Now, developers are studying ways to re-market the troubled subdivision.
"Obviously the market is a little soft right now," said Charles Schmalzried, president of the Home Builders Association of Greater Toledo. "There's a lot of concern about the economy and the number of homes for sale across northwest Ohio."
Craig Harris estimated that lot sales and construction starts have slipped 20 percent at his West Valley Development, Toledo, the past nine months. The firm's subdivisions include Eckel Trace in Perrysburg Township, and Homestead at the Quarry, Monclova Township, and River Bend in Middleton Township.
West Valley delayed plans to begin installing sewers and paving roads for new tracts by a few months, but still plans to have lots ready for sale by May, Mr. Harris said.
Builders typically purchase up to 75 percent of lots in higher-end subdivisions that don't require buyers to use builders chosen by the developer. In midpriced developments, the share gobbled up by builders drops to half, according to Mr. Harris. They then erect homes on the site, and start looking for buyers.
But rising material costs, a property glut, and other factors have prompted builders to slow construction of "spec" homes, or those not sold in advance. With fewer such homes on the market, supply and demand locally likely will even out by spring, Mr. Harris predicted.
He said he is not alarmed by the sales slump, noting that Toledo rarely sees the steep boom-and-bust cycle common in some markets.

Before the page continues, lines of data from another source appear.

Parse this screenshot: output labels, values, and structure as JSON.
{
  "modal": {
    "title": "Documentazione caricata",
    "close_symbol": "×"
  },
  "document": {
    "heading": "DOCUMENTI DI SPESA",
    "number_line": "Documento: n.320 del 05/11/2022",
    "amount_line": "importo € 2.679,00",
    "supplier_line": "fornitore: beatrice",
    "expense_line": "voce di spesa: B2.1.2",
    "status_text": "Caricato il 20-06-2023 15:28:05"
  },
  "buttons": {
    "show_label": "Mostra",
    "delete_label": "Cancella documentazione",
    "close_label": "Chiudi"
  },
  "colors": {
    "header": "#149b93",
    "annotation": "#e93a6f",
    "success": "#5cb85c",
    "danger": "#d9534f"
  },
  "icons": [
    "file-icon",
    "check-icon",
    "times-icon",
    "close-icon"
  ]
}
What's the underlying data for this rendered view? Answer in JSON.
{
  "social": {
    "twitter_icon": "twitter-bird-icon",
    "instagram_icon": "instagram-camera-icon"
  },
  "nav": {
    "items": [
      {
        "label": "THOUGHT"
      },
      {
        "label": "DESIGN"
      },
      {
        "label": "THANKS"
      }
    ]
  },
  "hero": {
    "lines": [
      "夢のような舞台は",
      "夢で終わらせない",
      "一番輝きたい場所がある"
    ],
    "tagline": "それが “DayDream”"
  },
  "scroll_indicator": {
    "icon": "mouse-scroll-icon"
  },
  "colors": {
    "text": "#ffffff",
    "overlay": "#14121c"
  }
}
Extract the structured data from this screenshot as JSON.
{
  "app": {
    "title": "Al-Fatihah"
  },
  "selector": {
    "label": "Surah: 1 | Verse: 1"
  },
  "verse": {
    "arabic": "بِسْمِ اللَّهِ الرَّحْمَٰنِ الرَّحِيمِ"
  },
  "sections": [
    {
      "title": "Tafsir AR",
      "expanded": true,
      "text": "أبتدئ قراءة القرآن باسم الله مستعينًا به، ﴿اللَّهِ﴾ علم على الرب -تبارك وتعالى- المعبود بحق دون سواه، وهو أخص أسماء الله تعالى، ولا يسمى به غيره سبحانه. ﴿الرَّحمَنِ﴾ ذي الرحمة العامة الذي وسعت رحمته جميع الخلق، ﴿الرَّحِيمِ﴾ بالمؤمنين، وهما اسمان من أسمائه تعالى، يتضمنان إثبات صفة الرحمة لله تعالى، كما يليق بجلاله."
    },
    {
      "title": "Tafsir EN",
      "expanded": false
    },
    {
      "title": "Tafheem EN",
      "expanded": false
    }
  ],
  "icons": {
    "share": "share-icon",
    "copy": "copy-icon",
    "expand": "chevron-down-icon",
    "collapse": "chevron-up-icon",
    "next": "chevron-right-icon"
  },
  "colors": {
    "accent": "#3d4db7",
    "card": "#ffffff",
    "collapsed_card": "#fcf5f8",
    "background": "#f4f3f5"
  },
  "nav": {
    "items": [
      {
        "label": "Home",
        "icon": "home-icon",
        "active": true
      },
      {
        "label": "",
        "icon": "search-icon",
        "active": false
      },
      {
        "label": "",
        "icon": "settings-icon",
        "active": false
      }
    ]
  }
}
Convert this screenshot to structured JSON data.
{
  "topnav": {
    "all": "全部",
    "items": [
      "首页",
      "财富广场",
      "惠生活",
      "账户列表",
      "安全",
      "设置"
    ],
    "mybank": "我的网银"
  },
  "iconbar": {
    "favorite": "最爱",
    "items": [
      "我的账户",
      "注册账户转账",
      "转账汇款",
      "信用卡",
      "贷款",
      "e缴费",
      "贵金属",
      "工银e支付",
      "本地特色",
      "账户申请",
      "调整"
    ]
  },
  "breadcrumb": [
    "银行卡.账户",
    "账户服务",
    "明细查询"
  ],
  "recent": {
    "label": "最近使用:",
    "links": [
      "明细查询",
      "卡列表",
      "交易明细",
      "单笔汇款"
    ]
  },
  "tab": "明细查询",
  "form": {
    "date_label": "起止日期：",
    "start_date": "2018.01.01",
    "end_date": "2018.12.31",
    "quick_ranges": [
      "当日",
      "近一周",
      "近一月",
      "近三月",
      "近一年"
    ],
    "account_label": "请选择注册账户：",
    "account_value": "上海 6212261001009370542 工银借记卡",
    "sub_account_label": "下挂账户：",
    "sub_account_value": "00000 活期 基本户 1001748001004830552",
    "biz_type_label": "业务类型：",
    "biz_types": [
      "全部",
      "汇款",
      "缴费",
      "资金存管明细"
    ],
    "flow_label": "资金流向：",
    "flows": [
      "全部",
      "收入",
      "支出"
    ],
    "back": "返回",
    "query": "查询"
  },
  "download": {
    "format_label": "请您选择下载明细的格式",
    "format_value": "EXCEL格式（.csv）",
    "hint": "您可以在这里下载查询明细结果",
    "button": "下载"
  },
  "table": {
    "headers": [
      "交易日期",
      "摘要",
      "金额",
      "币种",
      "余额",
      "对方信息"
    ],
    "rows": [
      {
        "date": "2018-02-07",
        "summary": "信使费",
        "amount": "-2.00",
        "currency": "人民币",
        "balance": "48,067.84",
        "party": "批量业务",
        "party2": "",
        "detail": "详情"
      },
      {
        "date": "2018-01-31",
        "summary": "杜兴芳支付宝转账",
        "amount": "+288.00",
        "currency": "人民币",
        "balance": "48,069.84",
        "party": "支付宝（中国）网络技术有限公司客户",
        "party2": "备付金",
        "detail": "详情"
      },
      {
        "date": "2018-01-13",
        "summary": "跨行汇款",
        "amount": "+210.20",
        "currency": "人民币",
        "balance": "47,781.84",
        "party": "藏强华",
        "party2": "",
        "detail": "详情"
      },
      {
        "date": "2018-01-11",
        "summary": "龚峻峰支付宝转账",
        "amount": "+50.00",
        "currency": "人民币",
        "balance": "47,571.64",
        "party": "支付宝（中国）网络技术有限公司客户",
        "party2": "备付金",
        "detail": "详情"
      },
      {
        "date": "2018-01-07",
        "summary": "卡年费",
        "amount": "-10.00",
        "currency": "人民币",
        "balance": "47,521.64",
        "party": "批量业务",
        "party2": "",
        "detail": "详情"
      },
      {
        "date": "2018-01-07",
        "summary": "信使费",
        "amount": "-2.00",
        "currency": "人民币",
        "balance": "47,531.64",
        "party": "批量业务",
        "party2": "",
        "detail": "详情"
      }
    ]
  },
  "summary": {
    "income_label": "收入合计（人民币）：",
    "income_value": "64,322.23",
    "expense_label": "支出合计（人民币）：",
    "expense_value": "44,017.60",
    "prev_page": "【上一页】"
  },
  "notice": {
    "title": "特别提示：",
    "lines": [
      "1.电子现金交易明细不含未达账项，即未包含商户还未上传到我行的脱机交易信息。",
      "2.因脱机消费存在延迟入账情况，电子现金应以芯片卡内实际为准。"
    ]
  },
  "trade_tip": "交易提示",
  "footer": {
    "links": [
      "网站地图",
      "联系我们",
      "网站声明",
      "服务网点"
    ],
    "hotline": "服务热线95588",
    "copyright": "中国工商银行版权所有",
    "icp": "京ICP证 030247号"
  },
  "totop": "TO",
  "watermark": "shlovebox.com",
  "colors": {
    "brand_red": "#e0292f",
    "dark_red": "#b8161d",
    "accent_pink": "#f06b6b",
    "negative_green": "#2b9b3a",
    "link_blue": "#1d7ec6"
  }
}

"We have our little boom spikes and bust spikes but we never see boom to bust," Mr. Harris said.
Residential developers in metro Toledo are conservative, local experts said. Even large subdivisions are usually developed a few dozen lots at a time to spread out the costs of installing water lines and sewers, paving roads, and pouring cement for sidewalks.
Those expenses alone can amount to $16,000 a lot, said developer Brian Gruber, of Ridge Stone Builders, Perrysburg. Add in land acquisitions costs and other expenses, and developers are on the line for hefty loan payments that become burdensome when lot sales stall.
The risk is smaller when subdivisions are developed a chunk at a time, developers point out.
Like other developers, Mr. Gruber has watched sales slow in recent months.
"People are unable to sell their houses, so they can't start on new ones," he noted. The smallest decline, he said, has been in homes in the $175,000-to-$250,000 range.
For Steve Mitchell, of Mitchell Development, Sylvania Township, the slowdown began in the second half of this year.
The firm responded by delaying plans for additional lots at existing subdivisions.
"We've got some sections of subdivisions that we're waiting to see what happens in the spring before we pull the trigger," Mr. Mitchell said.
At Moses-Schlachter Group, which has played a large role in the development of Sylvania Township, lot sales are down about 5 percent from 2004, said Jim Kessler, spokesman for the firm that also has offices in the township.
"Buyers are taking a much more conservative approach," he said. "They want to make sure their existing home is sold before they come out and talk about a new home."
Other developers said they have experienced little or no changes from 2004.
"We're even over last year," said Brandon Wamsher, of MillStream Development Co., Sylvania Township.
"We've had some spottiness," said Joe Mehling, sales manager for Forrester Wehrle Homes, Sylvania Township, which is listed among the nation's 400 top builders. "But if December goes as last year, we'll have the exact same sales in 2005 as in 2004."
At Watermark Ltd., developer of the successful Waterside subdivision in Monclova Township, sales have risen 20 percent over 2004, although the year started slow, said Duane Ankney, president.
The development, with units from $160,000 to $200,000, caters to the "active adult" market. "We ran almost the reverse of what other developers experienced in the first half of the year," he said.